We worked with the human cell lines instead of normal tissues due to public availability of high-throughput profiles for target histone marks and RNA sequencing data for the former. The five cell lines selected for our analysis represented different tissues of human body. However, we found that the histone tags highly correlated between the different cell lines, thus suggesting only minor impact of a tissue-specific component on the data. However, availability of novel epigenetic datasets corresponding to normal human tissues would be extremely desirable for further re-analysis of data with RetroSpect pipeline.

For each histone mark at the gene-based way, the analyses yielded two sets of genes (RRE-enriched and deficient) which were functionally annotated with GO direct terms. We developed the semi-automatic annotation algorithm and obtained the list of 826 GO terms attributed further to sixteen functional categories. The same procedure was applied to molecular pathway analysis, and 3121 pathways were attributed to the same sixteen categories.

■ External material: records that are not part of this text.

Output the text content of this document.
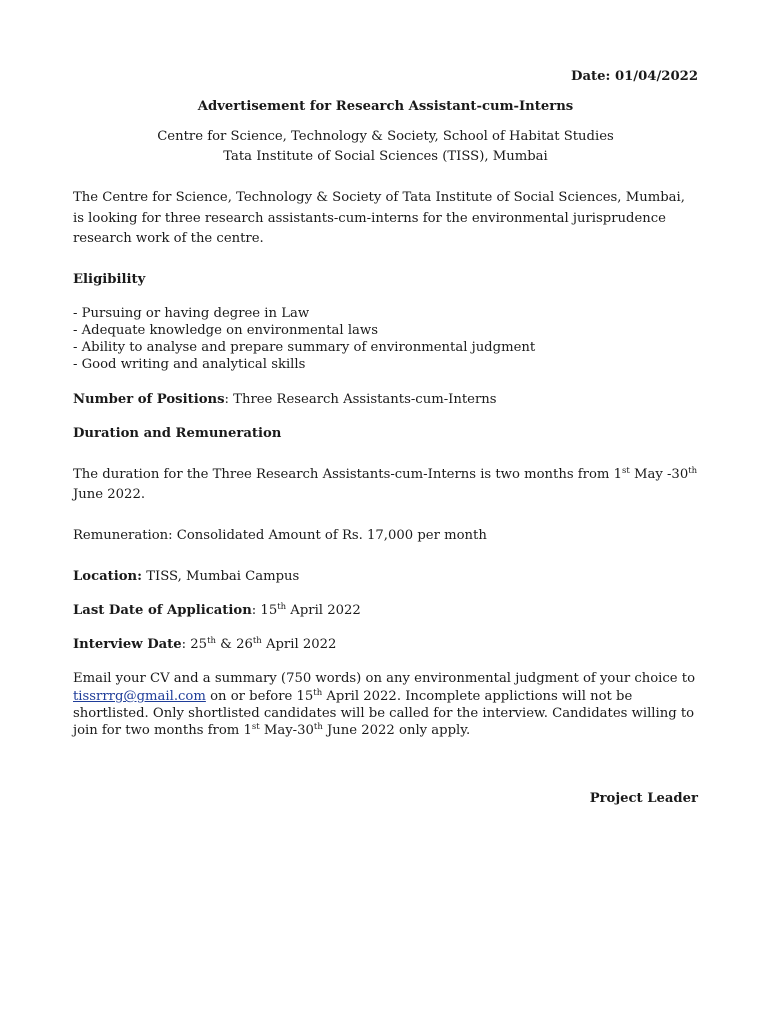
Date: 01/04/2022

Advertisement for Research Assistant-cum-Interns

Centre for Science, Technology & Society, School of Habitat Studies

Tata Institute of Social Sciences (TISS), Mumbai

The Centre for Science, Technology & Society of Tata Institute of Social Sciences, Mumbai,

is looking for three research assistants-cum-interns for the environmental jurisprudence

research work of the centre.

Eligibility

- Pursuing or having degree in Law

- Adequate knowledge on environmental laws

- Ability to analyse and prepare summary of environmental judgment

- Good writing and analytical skills

Number of Positions: Three Research Assistants-cum-Interns

Duration and Remuneration

The duration for the Three Research Assistants-cum-Interns is two months from 1st May -30th

June 2022.

Remuneration: Consolidated Amount of Rs. 17,000 per month

Location: TISS, Mumbai Campus

Last Date of Application: 15th April 2022

Interview Date: 25th & 26th April 2022

Email your CV and a summary (750 words) on any environmental judgment of your choice to

tissrrrg@gmail.com on or before 15th April 2022. Incomplete applictions will not be

shortlisted. Only shortlisted candidates will be called for the interview. Candidates willing to

join for two months from 1st May-30th June 2022 only apply.

Project Leader
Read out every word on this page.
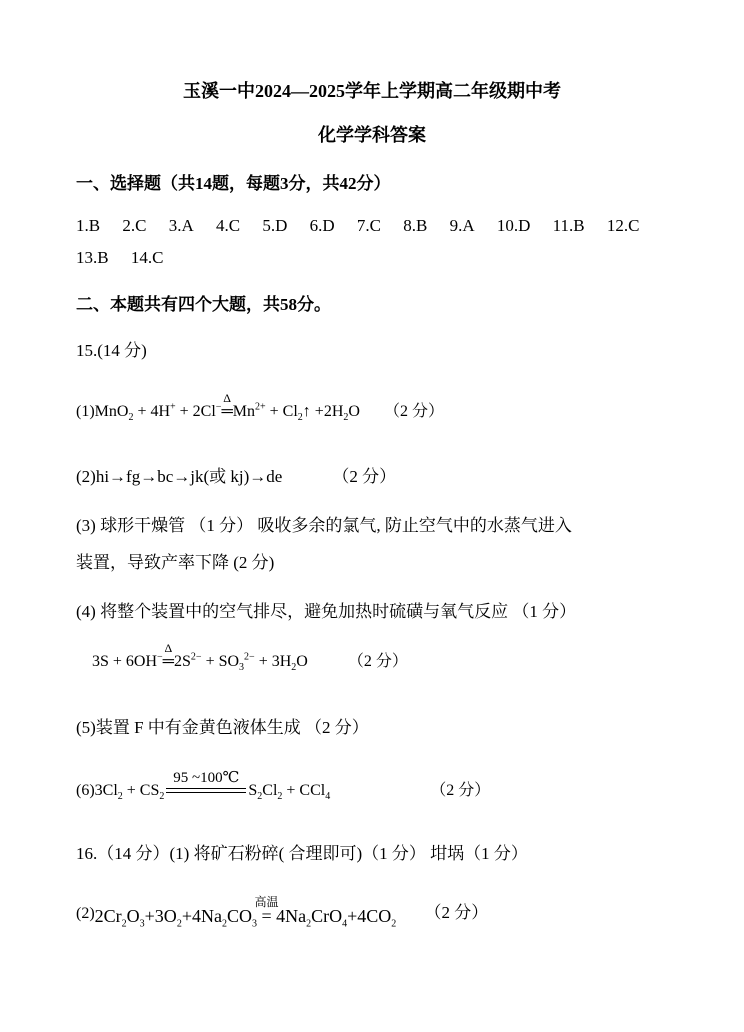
玉溪一中2024—2025学年上学期高二年级期中考
化学学科答案
一、选择题（共14题，每题3分，共42分）
1.B 2.C 3.A 4.C 5.D 6.D 7.C 8.B 9.A 10.D 11.B 12.C
13.B 14.C
二、本题共有四个大题，共58分。
15.(14 分)
(1)MnO$_2$ + 4H+ + 2Cl−
Δ
$═Mn^{2+}$ + $Cl_2↑ +2H_2O$ （2 分）
(2)hi→fg→bc→jk(或 kj)→de	（2 分）
(3) 球形干燥管 （1 分） 吸收多余的氯气, 防止空气中的水蒸气进入
装置，导致产率下降 (2 分)
(4) 将整个装置中的空气排尽，避免加热时硫磺与氧气反应 （1 分）
3S + 6OH−
Δ
$═2S^{2-} + SO_3^{2-} + 3H_2O$	（2 分）
(5)装置 F 中有金黄色液体生成 （2 分）
$(6)3Cl_2 + CS_2$
95 ~100℃
$S_2Cl_2 + CCl_4$	（2 分）
16.（14 分）(1) 将矿石粉碎( 合理即可)（1 分） 坩埚（1 分）
$(2)2Cr_2O_3+3O_2+4Na_2CO_3$
高温
= $4Na_2CrO_4+4CO_2$ （2 分）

These data were used to interrogate RRE enrichment or deficiency in the sixteen functional categories previously identified as strongly differential in RE regulation according to transcription factor binding sites data [13]. Interestingly, two functionally different groups of histone marks showed markedly different RRE patterns of the above sixteen functional categories. This result confirms the coordinated behavior of histone modifications associated with gene expression variation [48] and specifies this state that RE-linked histone modifications are correlated within “active” and “repressive” groups of marks.

The first group representatives (H3K4me3, H3K9ac, H3K27ac) showed RRE patterns highly congruent with previous observations of TFBS data, e.g., they were enriched in categories of “amino acids and polyamines metabolism”, “lipid metabolism”, “detoxication and catabolism of xenobiotics”, “sensory perception and neurotransmission” and “immunity linked pathways”; at the same time, they were deficient in “DNA metabolism and chromatin structure linked pathways”, “DNA metabolism and chromatin structure linked pathways”, “nucleic base metabolism” and “translation and protein maturation”.

The second group of histone marks showed clearly more distinct RRE trends with the previous TFBS data. Therefore, we hypothesize that the RE-linked histone marks with the same meaning (activation or inactivation of chromatin) possibly have their evolution coordinated, although the marks of different functionality probably display the opposite evolutionary trends in many functional categories. However, two functional categories that were enriched in both groups of histones here were also RRE-enriched according to previous TFBS data investigations [9,13]: “electron transfer chain reactions”, “catabolism of xenobiotics” and “aminoacids and polyamines metabolism”.

Our data suggest that histone modifications demonstrate more complex trends of regulation by REs than TFBS. Therefore, further investigation of functional genomic marks and their direct comparisons are needed to uncover the high-throughput impact of REs on human gene regulation.